California Consumer Privacy Act: What We’ve Learned and What’s Next
In 2018, California passed the first consumer privacy law in the U.S. that provided for strict protection of consumer data and individual rights. The California Consumer Privacy Act (CCPA) went into effect January 1, 2020, and consumers are increasingly taking advantage of its protections. Consumer support is so overwhelming that California voters approved the creation of the California Privacy Protection Agency and the implementation of the California Privacy Rights Act (CPRA). The CPRA, which expands the CCPA, will go into effect January 1, 2023.
The California Office of the Attorney General (OAG) has made it clear that companies must comply with the CCPA as they are preparing for the CPRA. On August 23, 2022, Attorney General Bob Bonta sued cosmetics retailer Sephora for CCPA violations. Specifically, Sephora failed to provide a “Do Not Sell My Personal Information” link on its website and continued to sell data to third parties after consumers had opted out of using General Privacy Controls (GPCs). The company entered into a $1.2 million settlement agreement with the OAG.
Clearly, the penalties are steep, but a recent study found that 91% of companies are not fully compliant with CCPA and CPRA requirements. Often, organizations fail to comply because they don’t recognize that they are covered by the law. Organizations should determine whether the CCPA applies to them directly or indirectly and take steps to meet their obligations.
The CCPA applies to any for-profit company doing business in California that collects, shares, or sells the personal data of California residents and:
Has gross revenue of $25 million or more annually, regardless of source, or
Sells or shares information on 50,000 or more California consumers, devices, or households (100,000 under the CPRA), or
Derives more than half of its annual revenue from selling the personal information of California residents.
Companies outside California are considered to be “doing business” in the state if they engage in e-commerce transactions with California residents, have employees in California, or have other connections to the state. The CCPA also applies if a California resident is outside the state when the information is collected.
If a covered business shares data with a related entity that it controls or is controlled by, that entity may be subject to the law. Contractors and service providers that receive information on consumers can be held liable for their direct violations of the CCPA but are not liable for the noncompliance of businesses that share the information with them. Any policy, contract, or agreement that attempts to limit consumers’ rights is unenforceable.
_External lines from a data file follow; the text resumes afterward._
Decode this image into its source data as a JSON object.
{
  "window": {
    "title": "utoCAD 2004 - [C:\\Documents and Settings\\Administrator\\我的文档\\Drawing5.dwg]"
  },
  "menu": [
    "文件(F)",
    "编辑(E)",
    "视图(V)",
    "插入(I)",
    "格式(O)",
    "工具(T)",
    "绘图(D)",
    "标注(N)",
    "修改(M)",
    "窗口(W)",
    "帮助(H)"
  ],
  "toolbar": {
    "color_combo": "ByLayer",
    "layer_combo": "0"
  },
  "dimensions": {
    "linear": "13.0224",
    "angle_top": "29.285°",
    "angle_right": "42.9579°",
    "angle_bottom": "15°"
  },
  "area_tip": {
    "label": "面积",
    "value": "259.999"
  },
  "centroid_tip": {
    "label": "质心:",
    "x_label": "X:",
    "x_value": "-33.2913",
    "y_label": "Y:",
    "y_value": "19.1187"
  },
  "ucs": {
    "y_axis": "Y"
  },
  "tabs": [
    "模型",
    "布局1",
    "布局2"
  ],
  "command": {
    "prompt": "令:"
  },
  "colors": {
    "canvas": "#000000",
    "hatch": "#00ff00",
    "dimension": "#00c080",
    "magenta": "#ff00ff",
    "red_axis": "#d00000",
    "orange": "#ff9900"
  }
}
The law imposes penalties of up to $2,500 per violation and $7,500 per willful violation. The sale of information of a child under 16 without express authorization is also subject to a $7,500 fine. Additionally, the CCPA gives consumers a private right of action if personal information is exposed in a data breach and the business did not take reasonable steps to safeguard security. Plaintiffs may recover up to $750 per incident or actual damages, whichever is greater.
The definition of “personal information” is expansive, including unique identifiers, employment information, commercial information, and online activities. The CPRA also creates a category for sensitive personal information, which includes any unique, government-issued identification number, information that would provide access to the person’s financial account, and precise geolocation data.
Consumers have broad rights regarding their personal information, including the right to know what information is being collected, the right to opt out of information collection, and the right to have their information deleted. Most significantly, consumers have the right to request disclosure of any personal information collected in the preceding 12 months.
In its first formal opinion interpreting the CCPA, issued March 10, 2022, the OAG said companies must include “inferences” when responding to data requests from consumers. The CCPA defines “inference” as “the derivation of information, data, assumptions, or conclusions from facts, evidence, or another source of information or data.” The OAG clarified that an inference is derived from personal information and allows the business to create a profile or identify a characteristic of the consumer.
The CPRA gives California residents several new rights, including the right to correct personal information and opt out of sharing it with advertisers. Consumers can request that sensitive personal information not be used or disclosed. Businesses must include privacy-related provisions in contracts with third parties that handle consumer information and limit the purposes for which they use consumer data.
To be compliant with the CCPA, covered businesses must make it easy for consumers to exercise their rights. For example,they must include a “Do Not Sell My Personal Information” link on the home pages of their websites. Under the CPRA, they must add the words “or Share” to the link and provide a “Limit the Use of My Sensitive Personal Information” link.
The CCPA gives the attorney general authority to regulate the method of submitting opt-out requests. In a July 2021 update to its CCPA FAQs, the OAG stated that covered businesses must process opt-outs submitted using GPCs, which include browser privacy settings and plug-ins. Businesses must acknowledge receipt of consumer data access requests within 10 business days, and respond within 45 days. Employees assigned to manage these responses must be trained.
CCPA compliance creates a significant financial burden for businesses. A recent study found that processing consumer privacy requests cost businesses $400,000 per million identities in 2022 — more than double the amount in 2021. The total number of requests nearly doubled to 266 per million identities. Large companies may have hundreds of millions or even billions of records.
However, the cost of noncompliance is even higher. Businesses covered by the CCPA should ensure that they are compliant, and work quickly to meet the additional requirements of the CPRA before it goes into effect.